Dans une tribune au vitriol parue dans Jeune Afrique, l’écrivain camerounais Gaston Kelman fustige l’intellectuel “flatté dans son orgueil de ‘savant’ qui maîtrise la science du maître”. Quant au Sénégalais Boubacar Boris Diop, il ironise sur “une mauvaise plaisanterie” évoquant un sommet “choquant” et “pathétique”.
“Prise de guerre”
Une partie de l’opinion publique africaine voit également dans le choix d’Achille Mbembe une manœuvre de l’Élysée pour redorer l’image de la France sur le continent et une “prise de guerre” pour Emmanuel Macron.
“La classe politique française comprend que les chefs d’État africains sont discrédités, mais qu’il y a encore des intellectuels qui sont écoutés et qu’à travers eux, on pourra s’adresser à la jeunesse africaine”, analyse le docteur en histoire contemporaine et professeur de littérature à Philadelphie, Jean-Claude Djereke, joint par France 24. “Mais je crois que c’est une erreur. Beaucoup de gens ont été déçus par Achille Mbembe, qui donne ici l’impression de voler au secours de Macron.”
Quatre ans après le discours de Ouagadougou qui devait poser les bases d’une nouvelle relation entre la France et l’Afrique, force est de constater une forme de désenchantement selon Jean-Claude Djereke. “Les problèmes de fond pour les jeunes Africains ne sont pas abordés : ces problèmes, ce sont les bases militaires françaises, c’est le franc CFA, l’immixtion intempestive de la France dans les affaires intérieures africaines.”
L’intervention militaire française au Sahel pour lutter contre les jihadistes et le soutien à la junte militaire au Tchad sont les deux sujets qui ont récemment alimenté les crispations autour de la présence française en Afrique et les accusations de néocolonialisme.
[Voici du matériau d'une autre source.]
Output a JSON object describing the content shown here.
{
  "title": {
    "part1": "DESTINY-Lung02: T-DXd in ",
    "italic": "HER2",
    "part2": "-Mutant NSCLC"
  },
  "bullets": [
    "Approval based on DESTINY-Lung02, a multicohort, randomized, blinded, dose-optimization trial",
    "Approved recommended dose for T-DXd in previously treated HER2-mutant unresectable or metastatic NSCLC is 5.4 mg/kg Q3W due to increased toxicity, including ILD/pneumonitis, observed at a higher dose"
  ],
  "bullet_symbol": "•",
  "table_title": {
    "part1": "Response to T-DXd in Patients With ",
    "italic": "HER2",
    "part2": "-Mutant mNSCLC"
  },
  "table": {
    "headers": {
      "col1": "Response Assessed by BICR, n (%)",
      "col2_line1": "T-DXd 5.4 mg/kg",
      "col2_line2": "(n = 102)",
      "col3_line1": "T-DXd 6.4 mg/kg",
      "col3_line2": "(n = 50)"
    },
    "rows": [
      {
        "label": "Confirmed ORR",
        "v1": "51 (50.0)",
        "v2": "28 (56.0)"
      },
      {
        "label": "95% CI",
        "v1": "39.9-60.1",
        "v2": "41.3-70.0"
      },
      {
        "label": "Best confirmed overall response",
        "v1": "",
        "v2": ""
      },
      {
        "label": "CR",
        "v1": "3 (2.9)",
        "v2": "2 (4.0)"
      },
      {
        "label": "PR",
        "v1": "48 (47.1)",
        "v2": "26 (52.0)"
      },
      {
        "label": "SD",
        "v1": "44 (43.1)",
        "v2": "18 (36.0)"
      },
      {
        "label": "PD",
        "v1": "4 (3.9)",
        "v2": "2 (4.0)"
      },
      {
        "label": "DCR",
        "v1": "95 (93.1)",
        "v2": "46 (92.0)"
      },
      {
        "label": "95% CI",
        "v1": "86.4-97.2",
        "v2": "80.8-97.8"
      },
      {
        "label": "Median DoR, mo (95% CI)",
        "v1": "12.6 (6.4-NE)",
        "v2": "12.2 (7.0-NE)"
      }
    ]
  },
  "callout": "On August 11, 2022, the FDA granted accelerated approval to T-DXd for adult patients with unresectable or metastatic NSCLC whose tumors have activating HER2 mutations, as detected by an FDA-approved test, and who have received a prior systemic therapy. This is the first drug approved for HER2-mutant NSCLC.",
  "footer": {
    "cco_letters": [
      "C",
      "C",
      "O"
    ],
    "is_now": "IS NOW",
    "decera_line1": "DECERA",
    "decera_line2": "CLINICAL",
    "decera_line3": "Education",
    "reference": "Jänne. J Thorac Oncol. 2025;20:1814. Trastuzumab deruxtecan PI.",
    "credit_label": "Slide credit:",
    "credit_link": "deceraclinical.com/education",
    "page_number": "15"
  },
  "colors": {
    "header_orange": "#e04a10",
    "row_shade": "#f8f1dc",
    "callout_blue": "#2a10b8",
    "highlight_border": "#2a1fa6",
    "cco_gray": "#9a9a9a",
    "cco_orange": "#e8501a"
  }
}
“Sur le plan politique, il n’y a pas eu de mutation”, reconnaît Amadou Sadjo Barry, qui rappelle le contexte de rivalité avec la Chine et la Russie pour l’hégémonie sur le continent. Mais selon le philosophe, il serait injuste de considérer qu’Emmanuel Macron n’a pas contribué à redéfinir la relation avec l’Afrique de manière symbolique avec la restitution des œuvres d’art ou encore la remise du rapport Duclert sur le Rwanda.
“Sur le plan (des) injustices historiques, Emmanuel Macron a posé des gestes forts. La question est de savoir jusqu’où cette dimension symbolique peut vraiment conduire à une mutation profonde de la politique étrangère de la France”, interroge Amadou Sadjo Barry.
De son côté, Achille Mbembe balaye toute idée de manipulation ou de compromission et promet un débat sans tabou. Dans un entretien à l’AFP, l’intellectuel pose l’objectif qu’il s’est fixé lors de ce forum. “Si à Montpellier, on arrive à déplacer le débat au-delà de la récrimination et du déni, alors on aura ouvert la voie à une petite révolution culturelle.”